Optimisation 9: Pre-Compile Profile Endpoints into a Single Mux¶
Problem¶
Every service registers pprof handlers slightly differently:
// service A
mux.HandleFunc("/debug/pprof/", pprof.Index)
mux.HandleFunc("/debug/pprof/profile", pprof.Profile)
// service B
mux.HandleFunc("/debug/", pprof.Index)
// service C
// uses http.DefaultServeMux
Operators have to remember the right URL for each service.
Fix¶
A shared internal library:
// internal/admin/pprof.go
package admin
import (
"net/http"
"net/http/pprof"
)
func Register(mux *http.ServeMux) {
mux.HandleFunc("/debug/pprof/", pprof.Index)
mux.HandleFunc("/debug/pprof/cmdline", pprof.Cmdline)
mux.HandleFunc("/debug/pprof/profile", pprof.Profile)
mux.HandleFunc("/debug/pprof/symbol", pprof.Symbol)
mux.HandleFunc("/debug/pprof/trace", pprof.Trace)
mux.Handle("/debug/pprof/goroutine", pprof.Handler("goroutine"))
mux.Handle("/debug/pprof/heap", pprof.Handler("heap"))
mux.Handle("/debug/pprof/allocs", pprof.Handler("allocs"))
mux.Handle("/debug/pprof/block", pprof.Handler("block"))
mux.Handle("/debug/pprof/mutex", pprof.Handler("mutex"))
mux.Handle("/debug/pprof/threadcreate", pprof.Handler("threadcreate"))
}
Every service calls admin.Register(adminMux). URLs are uniform. Auth and rate-limit wrappers go in the same library.
Saving¶
Operator time and reduced surface for misconfiguration.

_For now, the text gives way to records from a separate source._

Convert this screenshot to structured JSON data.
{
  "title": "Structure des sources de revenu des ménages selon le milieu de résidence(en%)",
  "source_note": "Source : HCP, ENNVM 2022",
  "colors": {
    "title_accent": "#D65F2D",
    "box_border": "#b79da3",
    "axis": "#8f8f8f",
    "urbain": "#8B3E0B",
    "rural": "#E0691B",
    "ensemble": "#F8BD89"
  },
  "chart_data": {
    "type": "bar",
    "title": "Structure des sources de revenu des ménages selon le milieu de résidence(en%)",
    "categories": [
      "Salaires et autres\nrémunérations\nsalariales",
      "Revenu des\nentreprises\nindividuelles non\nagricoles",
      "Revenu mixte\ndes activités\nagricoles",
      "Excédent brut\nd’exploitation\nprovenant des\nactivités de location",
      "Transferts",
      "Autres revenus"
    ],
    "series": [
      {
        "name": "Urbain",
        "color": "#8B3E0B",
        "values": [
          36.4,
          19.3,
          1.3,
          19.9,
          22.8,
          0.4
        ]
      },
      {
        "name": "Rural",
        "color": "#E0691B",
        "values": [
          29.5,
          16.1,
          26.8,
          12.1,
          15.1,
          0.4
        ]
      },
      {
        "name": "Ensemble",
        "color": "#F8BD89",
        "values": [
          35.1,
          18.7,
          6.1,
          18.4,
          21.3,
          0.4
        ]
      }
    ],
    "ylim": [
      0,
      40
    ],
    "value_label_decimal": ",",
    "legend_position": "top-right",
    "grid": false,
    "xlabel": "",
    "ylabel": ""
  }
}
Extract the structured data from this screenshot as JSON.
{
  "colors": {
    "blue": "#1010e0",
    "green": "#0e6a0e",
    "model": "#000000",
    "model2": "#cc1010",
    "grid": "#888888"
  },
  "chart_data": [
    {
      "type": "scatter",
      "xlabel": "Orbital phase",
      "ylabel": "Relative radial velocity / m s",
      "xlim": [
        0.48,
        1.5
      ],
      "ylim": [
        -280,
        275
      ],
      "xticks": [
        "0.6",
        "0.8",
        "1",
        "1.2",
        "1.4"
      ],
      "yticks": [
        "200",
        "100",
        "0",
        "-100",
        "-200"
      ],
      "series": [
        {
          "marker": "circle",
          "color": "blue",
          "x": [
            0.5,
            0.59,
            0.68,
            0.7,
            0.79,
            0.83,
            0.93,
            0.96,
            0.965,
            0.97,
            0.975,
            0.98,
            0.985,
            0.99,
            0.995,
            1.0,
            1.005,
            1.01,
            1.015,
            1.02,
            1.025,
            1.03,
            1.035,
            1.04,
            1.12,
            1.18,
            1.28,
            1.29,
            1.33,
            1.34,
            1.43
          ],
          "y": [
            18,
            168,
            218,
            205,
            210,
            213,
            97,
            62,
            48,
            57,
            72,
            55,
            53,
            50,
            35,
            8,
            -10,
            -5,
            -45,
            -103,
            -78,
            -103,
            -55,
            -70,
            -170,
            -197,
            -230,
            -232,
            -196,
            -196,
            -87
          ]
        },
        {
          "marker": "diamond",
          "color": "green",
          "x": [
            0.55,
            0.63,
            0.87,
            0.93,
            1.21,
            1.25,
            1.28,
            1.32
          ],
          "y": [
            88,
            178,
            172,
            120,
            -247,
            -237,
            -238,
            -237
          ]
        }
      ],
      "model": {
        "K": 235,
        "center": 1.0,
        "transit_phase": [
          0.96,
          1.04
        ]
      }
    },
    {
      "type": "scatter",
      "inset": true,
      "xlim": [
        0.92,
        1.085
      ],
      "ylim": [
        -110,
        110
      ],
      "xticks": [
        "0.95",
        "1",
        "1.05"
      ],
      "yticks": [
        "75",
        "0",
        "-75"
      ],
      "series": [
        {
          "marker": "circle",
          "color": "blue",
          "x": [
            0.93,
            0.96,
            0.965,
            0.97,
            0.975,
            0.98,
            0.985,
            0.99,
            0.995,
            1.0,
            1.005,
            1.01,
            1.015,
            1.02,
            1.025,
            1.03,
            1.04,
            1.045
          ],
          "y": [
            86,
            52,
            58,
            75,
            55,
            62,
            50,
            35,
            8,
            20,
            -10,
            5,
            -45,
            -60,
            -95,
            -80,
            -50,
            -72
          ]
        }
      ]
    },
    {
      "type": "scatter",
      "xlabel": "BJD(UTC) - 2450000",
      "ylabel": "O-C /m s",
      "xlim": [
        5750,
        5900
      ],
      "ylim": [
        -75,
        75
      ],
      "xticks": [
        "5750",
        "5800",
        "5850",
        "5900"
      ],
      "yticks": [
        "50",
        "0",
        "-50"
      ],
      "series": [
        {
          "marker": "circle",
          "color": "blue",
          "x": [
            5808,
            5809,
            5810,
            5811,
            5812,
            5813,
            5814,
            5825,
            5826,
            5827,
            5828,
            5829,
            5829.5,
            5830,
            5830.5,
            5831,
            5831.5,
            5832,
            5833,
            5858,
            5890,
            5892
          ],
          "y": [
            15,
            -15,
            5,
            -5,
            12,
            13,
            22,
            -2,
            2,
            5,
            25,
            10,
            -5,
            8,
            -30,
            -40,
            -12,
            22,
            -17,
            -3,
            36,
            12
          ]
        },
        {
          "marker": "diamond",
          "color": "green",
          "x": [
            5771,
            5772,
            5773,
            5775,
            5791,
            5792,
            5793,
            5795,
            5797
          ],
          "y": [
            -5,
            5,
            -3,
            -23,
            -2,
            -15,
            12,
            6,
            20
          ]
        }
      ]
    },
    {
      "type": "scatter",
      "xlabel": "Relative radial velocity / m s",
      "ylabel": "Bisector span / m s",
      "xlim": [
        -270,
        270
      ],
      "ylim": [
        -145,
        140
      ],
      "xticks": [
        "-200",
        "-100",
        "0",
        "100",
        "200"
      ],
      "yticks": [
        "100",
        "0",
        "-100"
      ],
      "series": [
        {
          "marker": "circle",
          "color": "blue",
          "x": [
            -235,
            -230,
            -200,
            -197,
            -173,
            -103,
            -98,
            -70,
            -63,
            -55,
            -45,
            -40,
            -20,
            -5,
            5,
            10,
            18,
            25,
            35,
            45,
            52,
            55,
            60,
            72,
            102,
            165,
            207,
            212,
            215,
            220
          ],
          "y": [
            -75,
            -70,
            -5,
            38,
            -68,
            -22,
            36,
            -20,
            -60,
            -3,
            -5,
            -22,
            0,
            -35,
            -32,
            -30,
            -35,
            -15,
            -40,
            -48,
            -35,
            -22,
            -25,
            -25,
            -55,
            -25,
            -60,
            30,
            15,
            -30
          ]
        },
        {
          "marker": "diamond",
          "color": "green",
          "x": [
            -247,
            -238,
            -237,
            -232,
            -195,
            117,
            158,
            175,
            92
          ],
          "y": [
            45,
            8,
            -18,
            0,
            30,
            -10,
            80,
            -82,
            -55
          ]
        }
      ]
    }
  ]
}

Optimisation 10: Use Trace for Latency Work Instead of CPU Profiles¶
Problem¶
The team reaches for ?seconds=30 CPU profiles to diagnose p99 latency spikes. The profile shows the hottest functions but those functions are not the latency culprit — the culprit is GC pauses, scheduler delays, or upstream waits.
Fix¶
Use runtime/trace for latency:
Look at:
- Scheduler latency profile — time goroutines spent runnable but not running.

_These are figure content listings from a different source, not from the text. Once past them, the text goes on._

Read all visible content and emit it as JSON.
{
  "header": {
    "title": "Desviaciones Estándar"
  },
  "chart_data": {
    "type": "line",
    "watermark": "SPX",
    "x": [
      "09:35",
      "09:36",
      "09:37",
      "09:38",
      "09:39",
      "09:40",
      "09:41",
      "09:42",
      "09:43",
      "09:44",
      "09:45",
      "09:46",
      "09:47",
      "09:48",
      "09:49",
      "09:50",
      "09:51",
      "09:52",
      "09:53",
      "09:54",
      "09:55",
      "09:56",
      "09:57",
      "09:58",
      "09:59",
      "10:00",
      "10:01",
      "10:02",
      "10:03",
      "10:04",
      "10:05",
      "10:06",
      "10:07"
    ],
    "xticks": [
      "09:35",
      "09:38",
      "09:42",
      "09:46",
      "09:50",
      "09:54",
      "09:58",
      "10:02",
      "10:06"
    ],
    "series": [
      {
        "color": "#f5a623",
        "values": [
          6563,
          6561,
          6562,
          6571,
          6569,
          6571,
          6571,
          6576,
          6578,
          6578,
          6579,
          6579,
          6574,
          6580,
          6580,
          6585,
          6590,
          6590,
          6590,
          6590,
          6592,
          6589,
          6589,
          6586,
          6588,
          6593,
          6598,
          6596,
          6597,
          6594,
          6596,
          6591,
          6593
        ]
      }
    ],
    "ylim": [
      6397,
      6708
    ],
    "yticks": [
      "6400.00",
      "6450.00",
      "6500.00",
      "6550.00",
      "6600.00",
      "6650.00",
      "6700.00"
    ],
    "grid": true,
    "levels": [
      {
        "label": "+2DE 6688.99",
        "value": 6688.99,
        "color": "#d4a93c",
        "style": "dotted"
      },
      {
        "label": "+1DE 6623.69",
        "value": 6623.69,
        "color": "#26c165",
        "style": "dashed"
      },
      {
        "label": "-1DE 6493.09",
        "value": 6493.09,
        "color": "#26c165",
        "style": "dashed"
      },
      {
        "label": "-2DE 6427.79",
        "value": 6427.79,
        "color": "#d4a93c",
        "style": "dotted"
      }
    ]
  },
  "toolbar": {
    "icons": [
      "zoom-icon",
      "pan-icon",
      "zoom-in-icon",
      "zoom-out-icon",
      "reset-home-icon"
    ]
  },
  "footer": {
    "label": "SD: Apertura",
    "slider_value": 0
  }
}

- Synchronization blocking profile — what they waited on.
- GC events on the timeline — pause durations.
This is the same data a CPU profile can never give you.
Saving¶
Faster root-cause identification. A 30-minute hunt with CPU profiles becomes a 5-minute hunt with trace.
Self-Assessment¶
- My services export goroutine count as a Prometheus metric, not via a regular profile fetch.
- Mutex profile fraction is 100 or higher in production.
- CPU profiles are 30 seconds, not 5 minutes.
- I do not use unbounded-cardinality labels.
- I have applied PGO at least once and measured the result.
- I have a continuous profiler running, or a documented plan to adopt one.
- My profile storage has tiered retention or is delegated to a continuous profiler.
- Pprof routes live in a shared library, not copy-pasted.
- For latency work, I reach for
runtime/tracefirst.
Summary¶
Optimising pprof use is mostly subtractive. Most teams over-sample, store too much, and use the wrong tool for the question. The improvements that matter: stop using full goroutine profiles for cheap counts, tune the sampling fractions to the workload, keep CPU profile windows short, use labels with bounded cardinality, adopt PGO, move to a continuous profiler instead of hand-rolled snapshot loops, and switch to runtime/trace for latency questions where CPU profiles are silent. Each of these gives back a percent or two of CPU, hours of operator time, or — most importantly — turns vague investigations into precise ones.